Comparative study of the effects of baicalin and probenecid on microRNA expression profiles in porcine aortic vascular endothelial cells infected by Glaesserella parasuis.

Abstract

Background: Glaesserella parasuis elicits severe inflammatory responses and vascular damage, thus resulting in high mortality and morbidity in pigs; consequently, early diagnosis and treatment are critical to controlling economic losses. MicroRNAs (miRNAs) have been demonstrated to be involved in vascular endothelial inflammation. Baicalin is an effective Chinese medicinal herb with anti-microbial, anti-inflammatory, and anti-oxidant activity. Probenecid has activity toward multiple mammalian biological processes. Herein, we compared the effects of baicalin and probenecid on the miRNA expression profiles of porcine aortic vascular endothelial cells (PAVECs) infected with G. parasuis.

Results: We identified 277 known miRNAs and 540 novel miRNAs. Twelve miRNAs were significantly differentially expressed in PAVECs after G. parasuis infection. Both baicalin and probenecid affected the miRNA expression profiles in G. parasuis-infected PAVECs but showed different modulation patterns.

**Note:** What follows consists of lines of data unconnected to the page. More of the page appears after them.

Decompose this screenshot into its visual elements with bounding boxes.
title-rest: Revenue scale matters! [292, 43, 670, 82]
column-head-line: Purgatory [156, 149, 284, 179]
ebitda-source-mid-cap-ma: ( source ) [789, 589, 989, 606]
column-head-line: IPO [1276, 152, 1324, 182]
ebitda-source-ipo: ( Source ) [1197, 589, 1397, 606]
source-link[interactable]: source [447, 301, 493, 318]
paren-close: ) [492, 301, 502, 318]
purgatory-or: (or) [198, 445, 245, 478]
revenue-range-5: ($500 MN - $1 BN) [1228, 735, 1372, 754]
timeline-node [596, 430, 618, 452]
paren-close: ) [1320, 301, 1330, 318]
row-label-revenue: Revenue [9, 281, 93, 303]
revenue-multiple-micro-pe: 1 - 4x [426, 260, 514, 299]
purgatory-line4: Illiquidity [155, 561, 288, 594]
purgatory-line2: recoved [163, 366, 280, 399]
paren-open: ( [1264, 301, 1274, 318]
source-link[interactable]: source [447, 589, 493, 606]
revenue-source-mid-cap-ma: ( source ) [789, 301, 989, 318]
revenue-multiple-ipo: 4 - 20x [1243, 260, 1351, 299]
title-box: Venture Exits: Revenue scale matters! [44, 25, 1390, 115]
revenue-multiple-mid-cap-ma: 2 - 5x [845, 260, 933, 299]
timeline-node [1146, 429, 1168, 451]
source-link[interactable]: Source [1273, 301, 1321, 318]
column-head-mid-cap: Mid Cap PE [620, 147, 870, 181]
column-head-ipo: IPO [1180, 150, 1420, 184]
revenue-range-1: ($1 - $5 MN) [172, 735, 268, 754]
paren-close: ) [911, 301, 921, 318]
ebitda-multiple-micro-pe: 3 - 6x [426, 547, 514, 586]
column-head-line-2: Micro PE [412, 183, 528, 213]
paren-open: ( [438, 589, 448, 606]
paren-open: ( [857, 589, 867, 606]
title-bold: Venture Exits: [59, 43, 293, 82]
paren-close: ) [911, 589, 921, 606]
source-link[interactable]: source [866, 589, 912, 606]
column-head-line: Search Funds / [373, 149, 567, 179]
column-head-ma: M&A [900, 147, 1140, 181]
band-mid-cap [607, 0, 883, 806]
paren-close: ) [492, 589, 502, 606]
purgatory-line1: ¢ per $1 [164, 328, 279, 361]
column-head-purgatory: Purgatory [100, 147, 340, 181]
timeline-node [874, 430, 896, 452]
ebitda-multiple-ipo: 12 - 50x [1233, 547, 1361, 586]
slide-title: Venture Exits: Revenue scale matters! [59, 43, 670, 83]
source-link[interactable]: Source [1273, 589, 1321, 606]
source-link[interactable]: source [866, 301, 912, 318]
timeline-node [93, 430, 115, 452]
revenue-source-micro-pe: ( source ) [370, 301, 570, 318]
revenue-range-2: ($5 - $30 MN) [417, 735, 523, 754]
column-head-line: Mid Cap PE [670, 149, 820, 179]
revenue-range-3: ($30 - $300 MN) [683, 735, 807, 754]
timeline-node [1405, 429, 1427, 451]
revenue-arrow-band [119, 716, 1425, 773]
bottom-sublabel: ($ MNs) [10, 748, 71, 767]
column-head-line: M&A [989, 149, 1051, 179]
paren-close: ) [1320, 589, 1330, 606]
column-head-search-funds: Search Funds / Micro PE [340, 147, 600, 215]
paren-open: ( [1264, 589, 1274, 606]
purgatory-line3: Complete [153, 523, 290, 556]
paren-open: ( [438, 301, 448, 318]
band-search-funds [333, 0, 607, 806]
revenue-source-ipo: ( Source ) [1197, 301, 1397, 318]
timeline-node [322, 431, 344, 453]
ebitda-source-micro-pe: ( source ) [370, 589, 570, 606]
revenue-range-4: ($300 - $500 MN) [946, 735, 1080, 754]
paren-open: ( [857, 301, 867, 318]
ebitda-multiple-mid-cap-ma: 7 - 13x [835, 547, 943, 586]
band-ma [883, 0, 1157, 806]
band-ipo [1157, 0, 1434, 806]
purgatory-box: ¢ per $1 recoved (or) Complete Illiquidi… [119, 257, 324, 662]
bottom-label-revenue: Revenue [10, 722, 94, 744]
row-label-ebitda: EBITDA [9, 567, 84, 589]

Ssc-miR-27b-5p and ssc-miR-1842 were the top differentially expressed miRNAs (DEmiRNAs) in baicalin group comparing to control group. Ssc-miR-9851-3p and ssc-miR-1296-5p were the top DEmiRNAs in probenecid group. And Ssc-miR-127, ssc-miR-1842, and ssc-miR-9810-3p were the top DEmiRNAs between the baicalin group and probenecid group, as validated by qRT-PCR. The target genes of DEmiRNAs between various groups were subjected to KEGG and GO enrichment analyses. Hematopoietic cell lineage, insulin resistance, and AMPK signaling pathway were the top significantly enriched pathways associated with the target genes of DEmiRNAs in G. parasuis-infected PAVECs pretreated with baicalin; in contrast, B cell receptor, T cell receptor, and HIF-1 signaling pathways predominated in G. parasuis-infected PAVECs treated with probenecid. We additionally constructed co-expression and protein-protein interaction networks based on the differentially expressed target genes of miR-127, miR-1842, and miR-9810-3p.

Conclusion: Our findings suggested that baicalin and probenecid regulated miRNAs associated with vascular inflammation and damage, but showed different modulation patterns. This report provided the first comparison of the effects of baicalin and probenecid on G. parasuis-infected PAVECs, and might aid in the development of novel biomarkers and therapeutic targets to control G. parasuis infection.